Within two years, Malvina had a contract with Brussels Opera Company and the role of Arminda in La Finta Giardiniera. This second, longer act in her career would take her to South America, the Middle East, Japan and Russia. She took to the stage at London’s Covent Garden and sang alongside the Mormon Tabernacle Choir in Utah, performing for royalty and in New Zealand embassies throughout Europe.

However, there have been other pauses, most notably following Winston’s sudden heart attack in 1990. Her husband’s death rocked Malvina so much, she temporarily lost her voice.

After that there have been various sideline careers, as a professor of voice at the University of Canterbury and as a senior fellow at the University of Waikato, where she holds masterclasses for music students while helping to develop a dedicated opera programme – and fundraise for the required building – at the institution. Meanwhile, she continues to battle for a tertiary music programme better suited to singers.

“In New Zealand, music degrees are geared for instrumentalists. I’ve been fighting the university system since the ’90s and the University of Waikato is finally listening,” she says.

In New Zealand, music degrees are geared for instrumentalists. I’ve been fighting the university system since the ’90s

“We’re still turning out good singers. In England they ask, ‘Where do these New Zealanders come from?’ Sister Mary started the ball rolling, but the standard of teaching has just gone up as people came back from overseas to teach. Our training’s got better and better. But I still think we need a conservatorium of music totally dedicated to the art of opera.”

This ongoing drive to educate and help lies behind the Dame Malvina Major Foundation, which has been providing financial assistance, performance opportunities and professional guidance to young performing artists for 30 years.
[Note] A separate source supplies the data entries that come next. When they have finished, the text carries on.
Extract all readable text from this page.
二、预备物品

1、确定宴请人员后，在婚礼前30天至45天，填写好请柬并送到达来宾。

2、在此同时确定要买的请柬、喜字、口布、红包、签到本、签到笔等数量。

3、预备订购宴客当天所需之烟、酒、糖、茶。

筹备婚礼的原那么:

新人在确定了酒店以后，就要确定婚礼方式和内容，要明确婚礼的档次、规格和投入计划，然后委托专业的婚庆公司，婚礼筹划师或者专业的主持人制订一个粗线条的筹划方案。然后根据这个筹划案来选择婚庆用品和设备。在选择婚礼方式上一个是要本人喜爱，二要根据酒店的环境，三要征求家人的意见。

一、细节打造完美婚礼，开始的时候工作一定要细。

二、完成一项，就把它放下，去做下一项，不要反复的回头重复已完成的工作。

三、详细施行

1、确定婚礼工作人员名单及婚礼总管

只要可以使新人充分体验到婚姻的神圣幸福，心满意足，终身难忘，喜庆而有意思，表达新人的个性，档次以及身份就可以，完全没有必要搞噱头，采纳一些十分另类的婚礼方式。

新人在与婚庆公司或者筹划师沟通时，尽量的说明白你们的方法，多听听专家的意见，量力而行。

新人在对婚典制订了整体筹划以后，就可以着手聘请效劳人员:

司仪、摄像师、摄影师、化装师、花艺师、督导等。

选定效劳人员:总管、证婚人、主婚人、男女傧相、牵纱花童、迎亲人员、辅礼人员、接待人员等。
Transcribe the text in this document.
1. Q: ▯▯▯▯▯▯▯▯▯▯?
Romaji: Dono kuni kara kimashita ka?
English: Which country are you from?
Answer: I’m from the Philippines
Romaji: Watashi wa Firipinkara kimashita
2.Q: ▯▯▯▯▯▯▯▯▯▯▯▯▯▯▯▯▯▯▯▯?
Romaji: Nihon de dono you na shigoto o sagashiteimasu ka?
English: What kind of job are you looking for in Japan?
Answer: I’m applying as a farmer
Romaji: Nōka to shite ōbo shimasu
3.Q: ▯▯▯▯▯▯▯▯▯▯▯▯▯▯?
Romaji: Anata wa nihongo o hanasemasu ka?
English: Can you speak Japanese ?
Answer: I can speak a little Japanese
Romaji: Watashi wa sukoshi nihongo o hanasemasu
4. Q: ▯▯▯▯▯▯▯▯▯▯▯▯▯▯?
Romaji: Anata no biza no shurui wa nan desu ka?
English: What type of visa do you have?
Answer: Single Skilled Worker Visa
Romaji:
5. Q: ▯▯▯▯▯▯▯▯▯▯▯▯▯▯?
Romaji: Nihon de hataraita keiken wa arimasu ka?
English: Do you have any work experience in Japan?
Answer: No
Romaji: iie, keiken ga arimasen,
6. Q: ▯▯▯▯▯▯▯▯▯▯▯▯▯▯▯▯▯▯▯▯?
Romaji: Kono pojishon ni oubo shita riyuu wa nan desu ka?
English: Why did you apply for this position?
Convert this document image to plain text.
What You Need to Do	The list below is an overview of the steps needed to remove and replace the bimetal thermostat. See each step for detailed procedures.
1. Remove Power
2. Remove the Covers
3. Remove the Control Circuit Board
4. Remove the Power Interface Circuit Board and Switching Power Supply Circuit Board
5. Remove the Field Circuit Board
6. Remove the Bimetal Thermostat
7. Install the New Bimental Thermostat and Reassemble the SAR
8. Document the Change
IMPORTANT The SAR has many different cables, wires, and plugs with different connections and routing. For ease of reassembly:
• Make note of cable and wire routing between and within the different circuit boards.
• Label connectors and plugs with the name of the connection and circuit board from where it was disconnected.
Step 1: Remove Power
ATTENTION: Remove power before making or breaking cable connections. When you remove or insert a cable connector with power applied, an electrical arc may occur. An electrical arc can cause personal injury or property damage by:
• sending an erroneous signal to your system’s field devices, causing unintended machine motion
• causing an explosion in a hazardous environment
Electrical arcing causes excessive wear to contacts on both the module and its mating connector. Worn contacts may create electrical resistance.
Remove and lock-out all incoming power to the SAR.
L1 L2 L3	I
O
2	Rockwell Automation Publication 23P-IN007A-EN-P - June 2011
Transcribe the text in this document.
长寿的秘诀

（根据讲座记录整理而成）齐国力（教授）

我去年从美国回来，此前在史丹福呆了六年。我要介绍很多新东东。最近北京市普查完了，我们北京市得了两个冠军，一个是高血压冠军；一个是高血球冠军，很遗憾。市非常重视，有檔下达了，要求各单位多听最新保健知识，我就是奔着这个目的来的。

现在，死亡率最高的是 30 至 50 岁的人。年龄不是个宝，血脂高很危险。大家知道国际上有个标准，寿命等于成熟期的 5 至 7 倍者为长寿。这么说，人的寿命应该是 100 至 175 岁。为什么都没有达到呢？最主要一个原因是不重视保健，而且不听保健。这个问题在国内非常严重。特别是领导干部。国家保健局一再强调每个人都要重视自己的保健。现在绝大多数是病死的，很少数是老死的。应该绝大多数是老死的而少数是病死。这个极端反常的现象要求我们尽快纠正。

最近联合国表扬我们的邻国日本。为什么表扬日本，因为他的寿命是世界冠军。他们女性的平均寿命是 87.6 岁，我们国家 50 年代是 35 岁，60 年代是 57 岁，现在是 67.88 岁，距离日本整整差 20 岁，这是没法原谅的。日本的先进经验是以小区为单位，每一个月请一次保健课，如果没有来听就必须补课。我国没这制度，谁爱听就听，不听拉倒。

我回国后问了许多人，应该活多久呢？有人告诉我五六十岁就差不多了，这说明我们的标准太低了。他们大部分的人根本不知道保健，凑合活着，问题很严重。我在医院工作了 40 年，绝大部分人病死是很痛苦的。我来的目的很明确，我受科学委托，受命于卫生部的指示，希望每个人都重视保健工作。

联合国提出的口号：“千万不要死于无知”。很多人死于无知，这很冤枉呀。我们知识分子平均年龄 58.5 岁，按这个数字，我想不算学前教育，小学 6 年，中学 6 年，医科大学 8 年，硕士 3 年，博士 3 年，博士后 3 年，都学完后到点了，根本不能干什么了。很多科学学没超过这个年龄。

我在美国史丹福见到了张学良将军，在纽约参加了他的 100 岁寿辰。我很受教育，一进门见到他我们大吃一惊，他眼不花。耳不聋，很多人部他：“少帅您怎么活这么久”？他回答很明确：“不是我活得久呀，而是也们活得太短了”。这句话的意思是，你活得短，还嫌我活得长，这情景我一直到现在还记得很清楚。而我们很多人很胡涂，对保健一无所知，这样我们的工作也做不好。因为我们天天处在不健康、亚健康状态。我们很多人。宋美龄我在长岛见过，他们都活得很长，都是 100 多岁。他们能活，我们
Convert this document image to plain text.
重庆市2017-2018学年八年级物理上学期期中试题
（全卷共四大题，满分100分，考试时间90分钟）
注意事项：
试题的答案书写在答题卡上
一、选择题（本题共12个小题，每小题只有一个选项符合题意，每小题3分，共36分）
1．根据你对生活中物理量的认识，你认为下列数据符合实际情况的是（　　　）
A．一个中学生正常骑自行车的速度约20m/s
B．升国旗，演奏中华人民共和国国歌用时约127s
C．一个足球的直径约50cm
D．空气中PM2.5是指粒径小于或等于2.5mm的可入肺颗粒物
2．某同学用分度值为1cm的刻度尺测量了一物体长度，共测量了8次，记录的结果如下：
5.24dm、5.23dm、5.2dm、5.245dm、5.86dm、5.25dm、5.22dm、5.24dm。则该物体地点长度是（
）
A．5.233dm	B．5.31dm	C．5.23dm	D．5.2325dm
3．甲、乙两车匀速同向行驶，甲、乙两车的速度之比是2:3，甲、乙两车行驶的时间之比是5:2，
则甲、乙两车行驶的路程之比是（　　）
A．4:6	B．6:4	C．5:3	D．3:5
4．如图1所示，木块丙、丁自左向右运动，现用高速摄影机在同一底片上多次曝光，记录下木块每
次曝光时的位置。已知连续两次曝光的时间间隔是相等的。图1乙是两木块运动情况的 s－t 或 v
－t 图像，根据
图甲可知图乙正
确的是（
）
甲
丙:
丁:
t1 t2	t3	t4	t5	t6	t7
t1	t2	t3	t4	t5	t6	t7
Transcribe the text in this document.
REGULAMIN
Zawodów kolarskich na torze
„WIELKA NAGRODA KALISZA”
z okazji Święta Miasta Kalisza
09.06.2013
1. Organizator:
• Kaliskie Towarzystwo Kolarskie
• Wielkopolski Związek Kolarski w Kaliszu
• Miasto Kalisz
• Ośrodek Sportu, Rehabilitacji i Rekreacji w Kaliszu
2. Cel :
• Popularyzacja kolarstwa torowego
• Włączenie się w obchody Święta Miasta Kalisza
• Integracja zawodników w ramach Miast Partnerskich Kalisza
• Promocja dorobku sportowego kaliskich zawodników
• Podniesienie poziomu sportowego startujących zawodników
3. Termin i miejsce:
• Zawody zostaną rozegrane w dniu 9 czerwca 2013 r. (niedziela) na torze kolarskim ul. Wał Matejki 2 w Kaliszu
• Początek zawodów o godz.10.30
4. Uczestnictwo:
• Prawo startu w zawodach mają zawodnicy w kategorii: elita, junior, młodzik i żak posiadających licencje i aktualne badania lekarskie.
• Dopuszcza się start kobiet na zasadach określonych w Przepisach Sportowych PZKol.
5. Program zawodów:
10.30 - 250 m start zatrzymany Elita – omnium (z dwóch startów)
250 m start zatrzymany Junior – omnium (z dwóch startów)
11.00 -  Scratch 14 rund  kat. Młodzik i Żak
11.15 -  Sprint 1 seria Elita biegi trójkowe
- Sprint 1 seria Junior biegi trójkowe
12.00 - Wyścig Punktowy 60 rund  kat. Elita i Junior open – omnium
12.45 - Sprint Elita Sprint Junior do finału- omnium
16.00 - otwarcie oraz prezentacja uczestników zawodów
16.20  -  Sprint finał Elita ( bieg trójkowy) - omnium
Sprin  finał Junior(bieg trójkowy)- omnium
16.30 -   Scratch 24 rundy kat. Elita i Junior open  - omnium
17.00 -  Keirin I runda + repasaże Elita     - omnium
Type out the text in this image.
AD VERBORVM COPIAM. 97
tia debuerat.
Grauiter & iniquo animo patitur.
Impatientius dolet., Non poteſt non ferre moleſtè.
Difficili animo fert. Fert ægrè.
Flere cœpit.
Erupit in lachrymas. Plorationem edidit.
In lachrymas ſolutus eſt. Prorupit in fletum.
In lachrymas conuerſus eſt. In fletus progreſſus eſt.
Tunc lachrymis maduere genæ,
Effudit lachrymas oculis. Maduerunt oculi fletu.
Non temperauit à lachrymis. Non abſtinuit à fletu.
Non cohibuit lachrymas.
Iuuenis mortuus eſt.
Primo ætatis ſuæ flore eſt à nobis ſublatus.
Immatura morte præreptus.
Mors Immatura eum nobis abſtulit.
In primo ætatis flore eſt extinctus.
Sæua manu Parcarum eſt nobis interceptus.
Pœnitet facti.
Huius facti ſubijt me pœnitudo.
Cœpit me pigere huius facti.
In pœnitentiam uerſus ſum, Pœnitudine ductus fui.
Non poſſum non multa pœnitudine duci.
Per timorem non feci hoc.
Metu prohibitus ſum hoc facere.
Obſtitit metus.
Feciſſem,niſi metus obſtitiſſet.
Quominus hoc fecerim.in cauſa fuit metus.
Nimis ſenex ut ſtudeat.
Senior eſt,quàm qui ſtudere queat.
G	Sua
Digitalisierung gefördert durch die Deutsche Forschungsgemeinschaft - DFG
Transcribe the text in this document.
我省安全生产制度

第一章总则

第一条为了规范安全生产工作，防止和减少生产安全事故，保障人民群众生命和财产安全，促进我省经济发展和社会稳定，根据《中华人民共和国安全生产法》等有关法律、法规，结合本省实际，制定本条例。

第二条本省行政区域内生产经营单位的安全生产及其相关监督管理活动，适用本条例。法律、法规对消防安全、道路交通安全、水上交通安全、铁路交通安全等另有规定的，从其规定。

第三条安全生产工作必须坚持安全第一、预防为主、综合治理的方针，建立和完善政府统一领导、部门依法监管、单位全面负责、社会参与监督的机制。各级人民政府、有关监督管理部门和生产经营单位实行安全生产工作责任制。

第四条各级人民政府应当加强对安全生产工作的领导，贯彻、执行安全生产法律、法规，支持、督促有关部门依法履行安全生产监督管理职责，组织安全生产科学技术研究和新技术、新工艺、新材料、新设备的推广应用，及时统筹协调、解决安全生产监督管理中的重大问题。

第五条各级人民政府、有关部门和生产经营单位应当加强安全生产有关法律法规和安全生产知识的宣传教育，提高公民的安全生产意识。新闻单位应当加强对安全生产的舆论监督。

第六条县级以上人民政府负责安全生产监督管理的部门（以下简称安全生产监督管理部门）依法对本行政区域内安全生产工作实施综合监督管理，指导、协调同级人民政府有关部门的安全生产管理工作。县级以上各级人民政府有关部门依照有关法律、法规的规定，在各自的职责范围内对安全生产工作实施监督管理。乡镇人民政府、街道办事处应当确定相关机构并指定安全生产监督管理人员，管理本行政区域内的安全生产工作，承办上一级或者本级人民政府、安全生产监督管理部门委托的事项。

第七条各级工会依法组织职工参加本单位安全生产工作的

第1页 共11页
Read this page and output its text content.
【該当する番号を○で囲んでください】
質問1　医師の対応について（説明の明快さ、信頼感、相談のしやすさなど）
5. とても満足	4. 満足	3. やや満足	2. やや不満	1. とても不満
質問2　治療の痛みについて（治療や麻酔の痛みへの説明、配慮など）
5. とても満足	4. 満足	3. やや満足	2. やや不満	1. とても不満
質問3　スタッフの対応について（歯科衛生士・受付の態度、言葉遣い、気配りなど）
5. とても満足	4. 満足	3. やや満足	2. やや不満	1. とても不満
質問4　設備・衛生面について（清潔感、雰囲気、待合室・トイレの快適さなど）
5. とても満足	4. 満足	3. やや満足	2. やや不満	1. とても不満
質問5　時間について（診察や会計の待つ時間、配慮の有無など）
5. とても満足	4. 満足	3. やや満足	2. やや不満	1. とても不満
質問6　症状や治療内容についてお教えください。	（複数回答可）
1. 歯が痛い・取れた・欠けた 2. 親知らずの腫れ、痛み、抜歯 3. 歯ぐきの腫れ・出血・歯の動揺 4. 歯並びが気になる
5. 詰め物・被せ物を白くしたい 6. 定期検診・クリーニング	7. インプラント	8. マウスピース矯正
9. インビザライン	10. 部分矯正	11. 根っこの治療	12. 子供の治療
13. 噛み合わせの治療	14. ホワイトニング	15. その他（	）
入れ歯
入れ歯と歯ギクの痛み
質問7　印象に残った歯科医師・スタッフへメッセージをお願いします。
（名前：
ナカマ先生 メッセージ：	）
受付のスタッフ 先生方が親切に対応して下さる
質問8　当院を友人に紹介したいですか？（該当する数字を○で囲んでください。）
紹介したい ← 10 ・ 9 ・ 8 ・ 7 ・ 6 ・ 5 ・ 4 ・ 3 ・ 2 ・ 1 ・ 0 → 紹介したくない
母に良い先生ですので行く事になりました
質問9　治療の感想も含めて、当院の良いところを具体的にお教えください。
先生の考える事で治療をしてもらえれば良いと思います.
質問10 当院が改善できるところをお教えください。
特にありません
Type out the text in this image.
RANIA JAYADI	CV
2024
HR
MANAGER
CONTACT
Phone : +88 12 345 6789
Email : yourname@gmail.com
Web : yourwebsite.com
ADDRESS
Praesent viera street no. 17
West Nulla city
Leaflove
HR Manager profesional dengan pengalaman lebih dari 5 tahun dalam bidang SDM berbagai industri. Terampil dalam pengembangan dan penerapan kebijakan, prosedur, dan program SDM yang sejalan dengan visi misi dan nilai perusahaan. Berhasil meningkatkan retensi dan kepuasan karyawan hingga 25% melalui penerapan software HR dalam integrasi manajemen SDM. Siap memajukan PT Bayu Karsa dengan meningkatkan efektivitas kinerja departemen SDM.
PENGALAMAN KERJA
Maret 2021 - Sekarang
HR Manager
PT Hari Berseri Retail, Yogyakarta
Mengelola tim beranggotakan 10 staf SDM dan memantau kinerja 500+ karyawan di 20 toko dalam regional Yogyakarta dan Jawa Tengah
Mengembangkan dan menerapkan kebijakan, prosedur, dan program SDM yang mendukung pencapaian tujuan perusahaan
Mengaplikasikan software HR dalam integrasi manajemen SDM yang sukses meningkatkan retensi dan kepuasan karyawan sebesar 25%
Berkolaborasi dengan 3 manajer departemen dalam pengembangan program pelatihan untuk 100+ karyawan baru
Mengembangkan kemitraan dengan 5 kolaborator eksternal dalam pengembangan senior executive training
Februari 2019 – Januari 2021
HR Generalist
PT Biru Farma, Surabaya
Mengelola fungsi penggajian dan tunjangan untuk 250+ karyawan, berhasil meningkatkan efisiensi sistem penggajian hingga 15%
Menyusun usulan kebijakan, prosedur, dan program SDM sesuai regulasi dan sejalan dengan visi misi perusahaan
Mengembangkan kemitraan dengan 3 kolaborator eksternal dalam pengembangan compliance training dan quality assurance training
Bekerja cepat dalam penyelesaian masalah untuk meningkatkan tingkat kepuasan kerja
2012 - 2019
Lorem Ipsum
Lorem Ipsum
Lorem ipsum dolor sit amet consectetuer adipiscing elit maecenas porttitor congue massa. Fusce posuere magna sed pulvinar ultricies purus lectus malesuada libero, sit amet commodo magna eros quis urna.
She hit all the right notes in her career, and now Malvina is helping fine tune the future of music education for the next generation of Kiwi opera stars.
PHOTO BY JAMIE WRIGHT

“When New Plymouth Rotary started the foundation in 1991, I wanted to help everybody. There was no support and New Zealand was a heck of a long way. There were no cellphones or computers or Zoom or Skype, and air travel was hugely expensive.”

While connectivity may have improved, she believes little else has changed since the hope, hardship and sense of isolation she experienced while launching her career overseas.

“You might have a scholarship to study, but sometimes you’ve got to get another job to put food on the table. You can’t study and work in a bar, you just get exhausted. And if you’re on your own, there’s nobody to support you. During Covid, there were a lot of emergencies because people lost their jobs.”

The foundation provides grants and scholarships, mentoring, tutoring and professional connections, and it embraces everyone from singers to conductors and ballet dancers, as well as operatic set designers and producers.

“It’s also about mental health and wellbeing. We try to help where we can, and make sure there are people you can talk to.”

This year, the dame’s official diary includes fundraising and celebratory events in five centres around Aotearoa to mark the foundation’s anniversary. In between, there are all the small kindnesses she show young artists: offering guidance on their repertoire before an audition, connecting them with teachers, supplying encouragement and no-nonsense advice.

She is also thinking about succession planning, too. Eldest grandson Thomas Fleming is already a foundation trustee but she is hoping to bring several other family members into the fold, too.

More time with her beloved family, more gardening and knitting are on the cards. This may also be the year she finally ticks off the major item on her to-do list: “do less”.